社説
【社説】韓国軍の監視カメラに中国のハッキング用部品…ファーウェイ疑惑を深刻に考えるべきだ
韓国軍が接境地域に設置する215台の監視カメラが、中国の悪性コード流布サイトに接続するよう設定されていたという。監視カメラの撮った映像情報が外部にまるごと流出しかねない、ということを意味する。韓国陸軍は、この監視カメラの納品契約を韓国国内の企業と結んだが、核心部に中国産のパーツを使っているということを後になって把握し、点検を行う過程で悪性コードを発見することになった。
まさしくめまいを起こしそうな事件だ。休戦ラインからの敵の侵入を監視する韓国の警戒装置がどこに設置してあって、どのように運用しているのかを、中国に隅々まで覗き見られてしまうところだった-というわけだ。この情報が中国を経由して北朝鮮に伝えられていたら、どうなっていたか。北のスパイが韓国側の休戦ライン警戒状況を手のひらの上で眺めつつ出入りできる、という状況が広がることになる。
事前に発見して情報流出を防いだのだから問題ないという形であいまいにやり過ごせる事件ではない。個別の企業の対外取引も共産党の統制下で行われる中国の体制の特性上、今回の事件の背後にも中国当局が存在しているかもしれない、とみるべきだ。中国政府に真相究明要求をしなければならない。それでこそ再発を防げる。

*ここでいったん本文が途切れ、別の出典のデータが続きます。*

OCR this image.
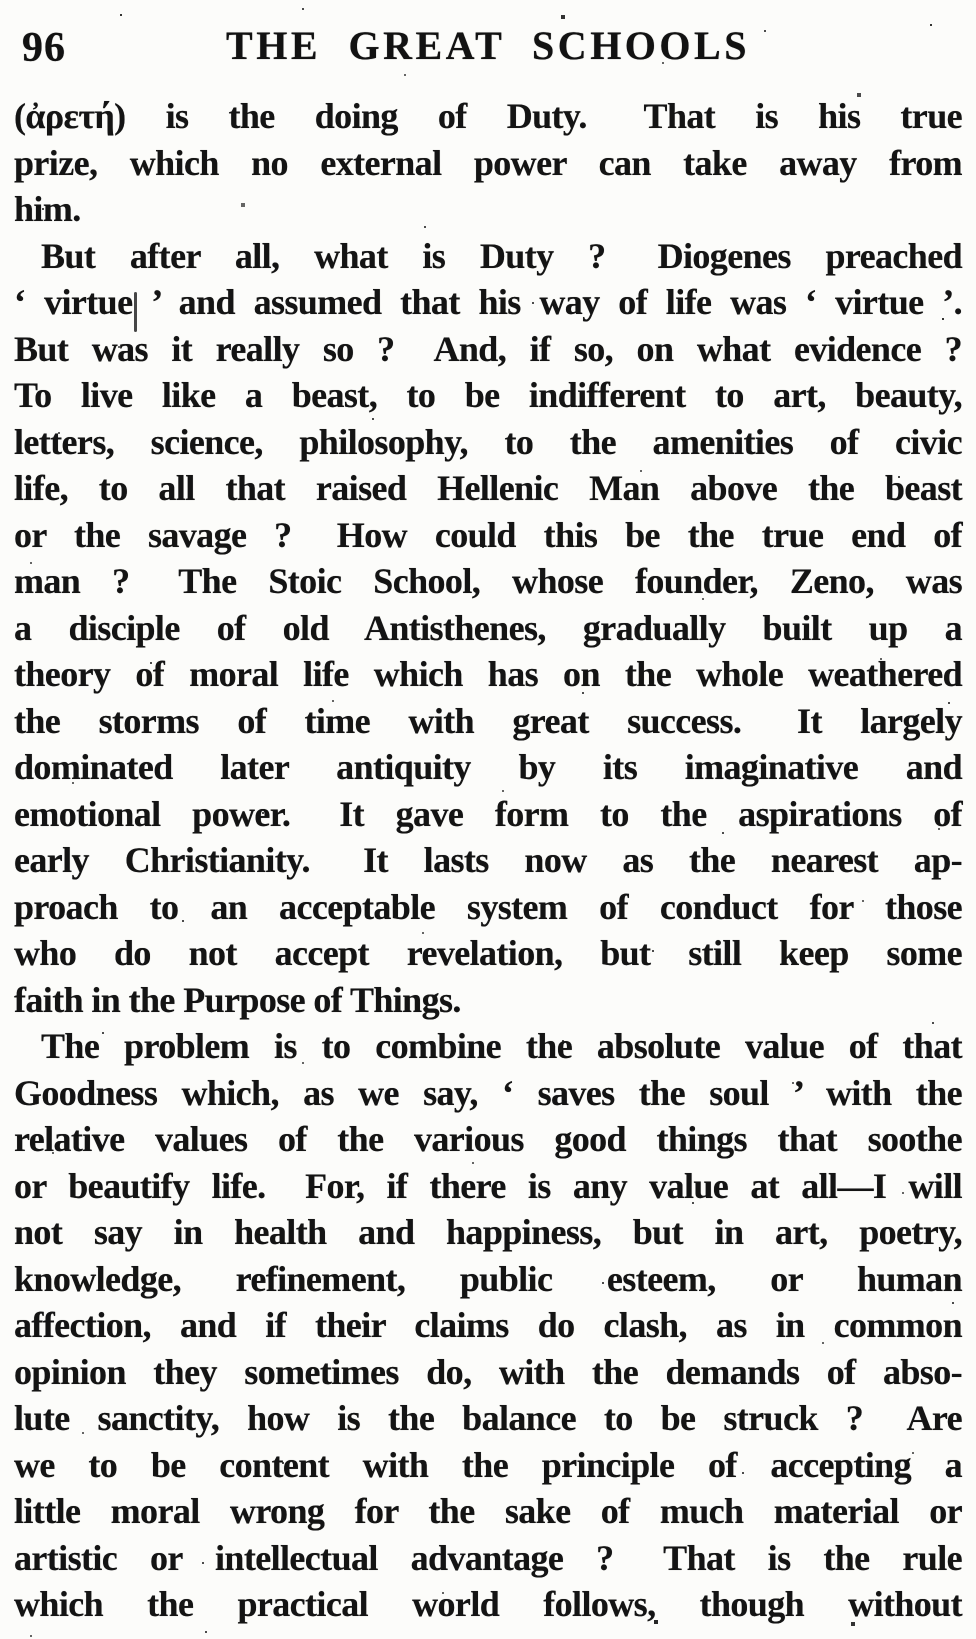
96	THE GREAT SCHOOLS

(ἀρετή) is the doing of Duty.  That is his true
prize, which no external power can take away from
him.

But after all, what is Duty ?  Diogenes preached
‘ virtue ’ and assumed that his way of life was ‘ virtue ’.
But was it really so ?  And, if so, on what evidence ?
To live like a beast, to be indifferent to art, beauty,
letters, science, philosophy, to the amenities of civic
life, to all that raised Hellenic Man above the beast
or the savage ?  How could this be the true end of
man ?  The Stoic School, whose founder, Zeno, was
a disciple of old Antisthenes, gradually built up a
theory of moral life which has on the whole weathered
the storms of time with great success.  It largely
dominated later antiquity by its imaginative and
emotional power.  It gave form to the aspirations of
early Christianity.  It lasts now as the nearest ap-
proach to an acceptable system of conduct for those
who do not accept revelation, but still keep some
faith in the Purpose of Things.

The problem is to combine the absolute value of that
Goodness which, as we say, ‘ saves the soul ’ with the
relative values of the various good things that soothe
or beautify life.  For, if there is any value at all—I will
not say in health and happiness, but in art, poetry,
knowledge, refinement, public esteem, or human
affection, and if their claims do clash, as in common
opinion they sometimes do, with the demands of abso-
lute sanctity, how is the balance to be struck ?  Are
we to be content with the principle of accepting a
little moral wrong for the sake of much material or
artistic or intellectual advantage ?  That is the rule
which the practical world follows, though without
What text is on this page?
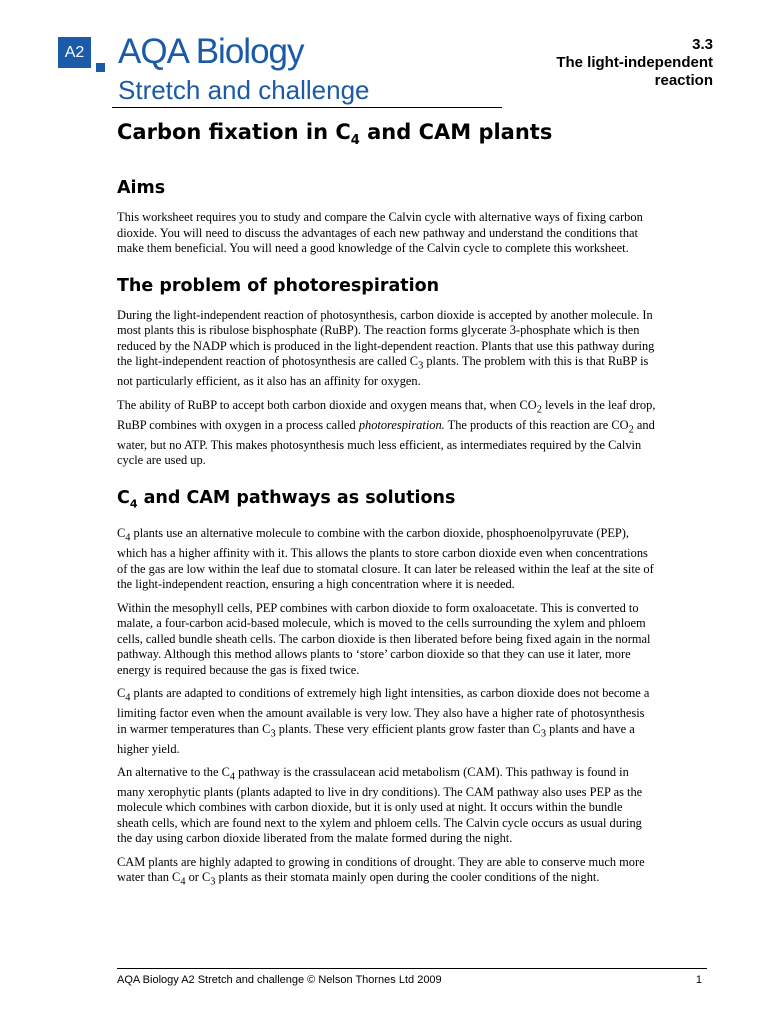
A2 AQA Biology
Stretch and challenge
3.3
The light-independent reaction
Carbon fixation in $C_4$ and CAM plants
Aims

This worksheet requires you to study and compare the Calvin cycle with alternative ways of fixing carbon dioxide. You will need to discuss the advantages of each new pathway and understand the conditions that make them beneficial. You will need a good knowledge of the Calvin cycle to complete this worksheet.

The problem of photorespiration

During the light-independent reaction of photosynthesis, carbon dioxide is accepted by another molecule. In most plants this is ribulose bisphosphate (RuBP). The reaction forms glycerate 3-phosphate which is then reduced by the NADP which is produced in the light-dependent reaction. Plants that use this pathway during the light-independent reaction of photosynthesis are called $C_3$ plants. The problem with this is that RuBP is not particularly efficient, as it also has an affinity for oxygen.

The ability of RuBP to accept both carbon dioxide and oxygen means that, when $CO_2$ levels in the leaf drop, RuBP combines with oxygen in a process called photorespiration. The products of this reaction are $CO_2$ and water, but no ATP. This makes photosynthesis much less efficient, as intermediates required by the Calvin cycle are used up.

$C_4$ and CAM pathways as solutions

$C_4$ plants use an alternative molecule to combine with the carbon dioxide, phosphoenolpyruvate (PEP), which has a higher affinity with it. This allows the plants to store carbon dioxide even when concentrations of the gas are low within the leaf due to stomatal closure. It can later be released within the leaf at the site of the light-independent reaction, ensuring a high concentration where it is needed.

Within the mesophyll cells, PEP combines with carbon dioxide to form oxaloacetate. This is converted to malate, a four-carbon acid-based molecule, which is moved to the cells surrounding the xylem and phloem cells, called bundle sheath cells. The carbon dioxide is then liberated before being fixed again in the normal pathway. Although this method allows plants to ‘store’ carbon dioxide so that they can use it later, more energy is required because the gas is fixed twice.

$C_4$ plants are adapted to conditions of extremely high light intensities, as carbon dioxide does not become a limiting factor even when the amount available is very low. They also have a higher rate of photosynthesis in warmer temperatures than $C_3$ plants. These very efficient plants grow faster than $C_3$ plants and have a higher yield.

An alternative to the $C_4$ pathway is the crassulacean acid metabolism (CAM). This pathway is found in many xerophytic plants (plants adapted to live in dry conditions). The CAM pathway also uses PEP as the molecule which combines with carbon dioxide, but it is only used at night. It occurs within the bundle sheath cells, which are found next to the xylem and phloem cells. The Calvin cycle occurs as usual during the day using carbon dioxide liberated from the malate formed during the night.

CAM plants are highly adapted to growing in conditions of drought. They are able to conserve much more water than $C_4$ or $C_3$ plants as their stomata mainly open during the cooler conditions of the night.

AQA Biology A2 Stretch and challenge © Nelson Thornes Ltd 2009	1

今回の事態は、中国の通信装置メーカー「ファーウェイ(華為技術)」がバックドア(ハッキング技術)を通して安全保障関連の機密事項を盗み出し、中国政府に渡すだろうという米国政府の警告を思い起こさせる。韓国政府と韓国軍当局は、安全保障関連のデリケートな施設で中国製の装備を使用しているかどうか、全面的に再調査すべきだ。企業が使っている中国製通信装置についても、「民間側で考慮し、判断すること」という形で放っておくべきことではない。